- Atlas claims Pi Network could be behind the largest rug pull of 2025 after a 12M token dump halved its value.
- Despite promises of rewards, Pi Network’s years of delays and lack of dApps have raised questions about its real utility.
- Concerns over privacy leaks and insider selling push experts to label Pi Network as a potential pump-and-dump scheme.
According to Atlas, an investigator in the crypto sphere, Pi Network could be involved in the biggest rug pull of 2025. The dumping of 12 million Pi tokens in just several hours caused a rapid decline in its value by half. Due to the widespread selling, investors and experts are now suspecting some kind of widespread fraud.
A lot of people downloaded the Pi Network because they expected to make free tokens and gain rewards in the future. After experiencing delays for years, the blockchain launched its mainnet in early 2025. The token price jumped to $1.60 as many people speculated about its success. The increase in value didn’t last long.
Pi Network’s Troubling Past
There has been controversy surrounding the project from its very beginning. In 2021, Vietnamese user data worth 17GB was leaked, worrying many about their privacy. In addition, authorities from the region claimed that Pi had collected private data during the process called “free mining.” These concerns were disregarded in the past, though now we are seeing them again.
Although it states that there are 60 million users, the number of people with Pi in their wallets is reportedly much lower. The platform uses a multi-layer system of referrals rather than adopting actual technology. Pi is still not offering any practical dApps, open-source code, or noticeable transparency, even after years of building the company.
Pi Network’s Price Crash
In May 2025, the price of Pi tokens went up to $1.60, but very soon, it dropped by more than half. After attending Consensus 2025 and pledging exciting changes, Pi Network representatives launched a $100M venture capital fund instead of making the expected updates. While people without special access were patiently watching, those inside were already withdrawing their fortunes.
Dr. Picoin, a prominent member of the community, found that 12 million Pi were moved from an address believed to belong to the Pi Core Team. Dr. Picoin explained that individuals connected with Bybit deliberately raised the token’s price to sell their BTY tokens to ordinary investors. The data from the blockchain demonstrates that large sums of money were sent out of the wallet just before the crash.

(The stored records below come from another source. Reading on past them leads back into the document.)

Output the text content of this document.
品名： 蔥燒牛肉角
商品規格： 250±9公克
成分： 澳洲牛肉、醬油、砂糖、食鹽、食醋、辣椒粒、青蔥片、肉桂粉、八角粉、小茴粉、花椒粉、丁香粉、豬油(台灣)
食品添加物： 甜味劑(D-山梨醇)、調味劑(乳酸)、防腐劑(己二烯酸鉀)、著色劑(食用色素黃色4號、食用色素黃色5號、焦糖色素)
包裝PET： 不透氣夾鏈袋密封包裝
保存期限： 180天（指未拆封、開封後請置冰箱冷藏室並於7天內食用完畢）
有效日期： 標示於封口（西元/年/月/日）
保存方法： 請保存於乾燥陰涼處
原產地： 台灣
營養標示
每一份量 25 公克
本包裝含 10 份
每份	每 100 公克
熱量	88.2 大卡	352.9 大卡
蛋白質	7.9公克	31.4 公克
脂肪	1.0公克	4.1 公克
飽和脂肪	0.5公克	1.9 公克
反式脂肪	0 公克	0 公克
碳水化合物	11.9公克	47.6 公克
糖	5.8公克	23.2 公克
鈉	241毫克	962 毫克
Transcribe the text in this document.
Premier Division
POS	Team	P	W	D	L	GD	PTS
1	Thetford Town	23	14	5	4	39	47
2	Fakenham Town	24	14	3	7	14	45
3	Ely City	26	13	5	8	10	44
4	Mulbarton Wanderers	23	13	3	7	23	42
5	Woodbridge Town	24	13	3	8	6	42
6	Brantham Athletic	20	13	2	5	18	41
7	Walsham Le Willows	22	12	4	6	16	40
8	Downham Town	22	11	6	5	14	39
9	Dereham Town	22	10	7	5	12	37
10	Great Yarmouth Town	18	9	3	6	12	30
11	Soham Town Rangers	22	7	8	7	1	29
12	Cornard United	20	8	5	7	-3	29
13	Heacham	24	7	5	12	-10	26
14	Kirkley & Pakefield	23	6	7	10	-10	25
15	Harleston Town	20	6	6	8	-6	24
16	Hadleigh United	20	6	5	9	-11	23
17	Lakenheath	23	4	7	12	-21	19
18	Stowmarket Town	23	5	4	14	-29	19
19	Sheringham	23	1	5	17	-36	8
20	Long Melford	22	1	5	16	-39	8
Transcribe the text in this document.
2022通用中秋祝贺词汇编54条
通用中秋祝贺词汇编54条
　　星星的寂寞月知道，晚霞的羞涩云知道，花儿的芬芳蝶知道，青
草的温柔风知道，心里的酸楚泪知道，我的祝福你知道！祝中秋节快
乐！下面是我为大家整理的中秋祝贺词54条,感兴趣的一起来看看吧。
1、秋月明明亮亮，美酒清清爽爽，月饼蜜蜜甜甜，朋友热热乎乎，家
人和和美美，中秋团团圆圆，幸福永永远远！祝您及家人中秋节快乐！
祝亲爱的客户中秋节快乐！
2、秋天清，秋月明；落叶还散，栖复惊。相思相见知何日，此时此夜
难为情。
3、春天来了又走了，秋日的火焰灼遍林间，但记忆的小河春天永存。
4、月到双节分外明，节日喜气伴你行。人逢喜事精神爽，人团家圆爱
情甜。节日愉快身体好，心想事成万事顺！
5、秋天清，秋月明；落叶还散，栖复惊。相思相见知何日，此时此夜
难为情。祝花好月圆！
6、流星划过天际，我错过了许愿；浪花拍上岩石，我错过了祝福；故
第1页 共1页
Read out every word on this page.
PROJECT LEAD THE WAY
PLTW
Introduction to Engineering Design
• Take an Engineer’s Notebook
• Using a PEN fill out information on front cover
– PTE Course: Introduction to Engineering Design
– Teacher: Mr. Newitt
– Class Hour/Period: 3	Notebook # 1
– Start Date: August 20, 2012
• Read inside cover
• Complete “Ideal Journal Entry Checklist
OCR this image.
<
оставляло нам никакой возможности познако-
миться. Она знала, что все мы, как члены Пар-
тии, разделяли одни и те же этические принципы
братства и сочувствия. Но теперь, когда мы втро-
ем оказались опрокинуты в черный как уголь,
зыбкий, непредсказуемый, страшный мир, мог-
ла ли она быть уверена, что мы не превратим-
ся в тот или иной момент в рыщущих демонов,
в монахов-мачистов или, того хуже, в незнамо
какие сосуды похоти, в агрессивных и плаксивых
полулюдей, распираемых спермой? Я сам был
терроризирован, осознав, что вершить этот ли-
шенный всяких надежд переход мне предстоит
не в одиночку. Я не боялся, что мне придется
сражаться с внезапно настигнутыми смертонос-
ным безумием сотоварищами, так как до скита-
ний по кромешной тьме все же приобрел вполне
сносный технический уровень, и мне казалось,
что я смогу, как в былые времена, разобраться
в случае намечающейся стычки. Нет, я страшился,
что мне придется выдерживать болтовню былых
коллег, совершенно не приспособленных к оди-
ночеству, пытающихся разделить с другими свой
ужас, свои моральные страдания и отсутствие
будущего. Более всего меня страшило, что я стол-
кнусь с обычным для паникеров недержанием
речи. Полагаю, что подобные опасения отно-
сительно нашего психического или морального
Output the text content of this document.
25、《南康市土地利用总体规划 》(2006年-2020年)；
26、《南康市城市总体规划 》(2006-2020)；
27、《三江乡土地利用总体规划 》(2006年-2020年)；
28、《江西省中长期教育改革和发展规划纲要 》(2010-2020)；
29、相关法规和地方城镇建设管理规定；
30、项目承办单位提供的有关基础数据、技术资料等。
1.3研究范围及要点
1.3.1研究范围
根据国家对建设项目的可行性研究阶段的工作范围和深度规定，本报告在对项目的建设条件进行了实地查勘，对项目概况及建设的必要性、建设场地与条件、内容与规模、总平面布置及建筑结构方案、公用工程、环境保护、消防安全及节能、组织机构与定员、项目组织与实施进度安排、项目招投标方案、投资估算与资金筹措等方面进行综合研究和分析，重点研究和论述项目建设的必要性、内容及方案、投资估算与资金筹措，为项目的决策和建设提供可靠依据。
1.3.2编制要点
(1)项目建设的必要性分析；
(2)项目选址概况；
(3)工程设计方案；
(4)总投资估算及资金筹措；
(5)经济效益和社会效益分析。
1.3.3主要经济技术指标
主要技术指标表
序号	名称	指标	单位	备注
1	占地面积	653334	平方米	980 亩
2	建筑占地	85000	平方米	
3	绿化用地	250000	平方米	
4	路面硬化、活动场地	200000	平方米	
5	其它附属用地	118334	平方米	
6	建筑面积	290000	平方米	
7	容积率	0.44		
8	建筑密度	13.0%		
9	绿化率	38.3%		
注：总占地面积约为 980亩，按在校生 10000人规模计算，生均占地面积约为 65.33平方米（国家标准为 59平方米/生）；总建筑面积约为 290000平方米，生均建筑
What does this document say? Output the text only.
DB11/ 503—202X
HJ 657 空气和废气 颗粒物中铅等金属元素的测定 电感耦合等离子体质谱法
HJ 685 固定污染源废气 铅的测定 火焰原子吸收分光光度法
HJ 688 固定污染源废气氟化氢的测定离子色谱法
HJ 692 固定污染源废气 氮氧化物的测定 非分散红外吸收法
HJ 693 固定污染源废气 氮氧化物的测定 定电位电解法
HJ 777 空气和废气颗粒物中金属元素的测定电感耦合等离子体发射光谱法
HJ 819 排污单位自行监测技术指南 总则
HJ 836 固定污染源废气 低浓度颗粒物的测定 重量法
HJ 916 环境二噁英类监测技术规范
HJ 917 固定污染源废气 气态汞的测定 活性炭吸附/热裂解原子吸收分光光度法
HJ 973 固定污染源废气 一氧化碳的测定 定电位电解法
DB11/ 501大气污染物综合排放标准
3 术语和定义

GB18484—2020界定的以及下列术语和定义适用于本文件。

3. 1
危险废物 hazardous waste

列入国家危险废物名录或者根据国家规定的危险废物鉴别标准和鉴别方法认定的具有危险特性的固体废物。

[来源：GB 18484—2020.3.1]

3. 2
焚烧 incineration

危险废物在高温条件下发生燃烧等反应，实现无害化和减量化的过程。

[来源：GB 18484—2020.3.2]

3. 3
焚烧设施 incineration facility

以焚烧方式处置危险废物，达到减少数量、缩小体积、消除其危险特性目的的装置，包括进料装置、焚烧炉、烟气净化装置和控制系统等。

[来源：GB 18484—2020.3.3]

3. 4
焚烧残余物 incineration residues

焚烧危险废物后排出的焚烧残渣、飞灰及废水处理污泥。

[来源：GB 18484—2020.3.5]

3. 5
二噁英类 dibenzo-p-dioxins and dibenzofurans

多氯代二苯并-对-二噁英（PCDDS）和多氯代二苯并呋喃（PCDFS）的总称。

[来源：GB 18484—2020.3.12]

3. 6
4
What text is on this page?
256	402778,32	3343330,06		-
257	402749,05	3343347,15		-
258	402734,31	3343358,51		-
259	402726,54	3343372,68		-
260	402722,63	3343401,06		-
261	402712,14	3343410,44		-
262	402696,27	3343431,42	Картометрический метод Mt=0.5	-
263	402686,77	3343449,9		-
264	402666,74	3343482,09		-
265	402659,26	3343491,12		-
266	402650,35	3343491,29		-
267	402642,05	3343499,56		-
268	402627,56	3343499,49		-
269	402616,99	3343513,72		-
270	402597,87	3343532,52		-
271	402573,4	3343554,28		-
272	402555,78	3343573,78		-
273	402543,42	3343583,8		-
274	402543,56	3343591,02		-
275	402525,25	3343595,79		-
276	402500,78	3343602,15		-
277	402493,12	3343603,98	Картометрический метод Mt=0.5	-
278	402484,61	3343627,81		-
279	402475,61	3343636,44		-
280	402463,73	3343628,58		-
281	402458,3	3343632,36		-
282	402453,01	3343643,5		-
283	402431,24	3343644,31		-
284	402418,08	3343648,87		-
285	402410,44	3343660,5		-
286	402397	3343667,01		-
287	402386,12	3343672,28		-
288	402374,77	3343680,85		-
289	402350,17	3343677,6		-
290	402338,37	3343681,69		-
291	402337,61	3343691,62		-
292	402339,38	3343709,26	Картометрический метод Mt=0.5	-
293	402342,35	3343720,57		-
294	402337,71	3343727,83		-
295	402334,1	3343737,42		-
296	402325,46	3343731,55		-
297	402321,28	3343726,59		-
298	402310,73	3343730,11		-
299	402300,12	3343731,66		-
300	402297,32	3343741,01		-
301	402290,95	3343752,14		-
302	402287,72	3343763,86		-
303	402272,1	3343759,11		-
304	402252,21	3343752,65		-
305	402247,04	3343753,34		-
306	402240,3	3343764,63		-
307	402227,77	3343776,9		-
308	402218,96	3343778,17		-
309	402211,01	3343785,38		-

Editor’s Note – On-chain data showed a movement of approximately 12 million Pi tokens from the Pi Network’s main migration wallet. This is an event that coincided with a notable price drop. But the Pi Core Team has clarified that these transfers were not part of any token sale or “dump.” According to the team, the tokens were distributed to users (Pioneers) as part of the mainnet migration process and reflect previously mined rewards. They claim that these are not insider transactions. The Core Team has also stated that all transfers above 1 Pi from the wallet in question are part of routine migration distributions, while 1 Pi transfers are for wallet creation purposes.
Those supporting Pi argue that it migrated from a testnet to a mainnet. The problem is that events are happening too quickly and without proper notice. Many experts, such as Atlas, believe that this is what a pump-and-dump scheme looks like.
Many are still concerned because Pi Network is not decentralized, transparent, or lacks real-life uses. If it turns out that there was an insider selloff, it could qualify as a huge slow rug pull this year. Faith in the project has broken down, and many are now doubting its honesty.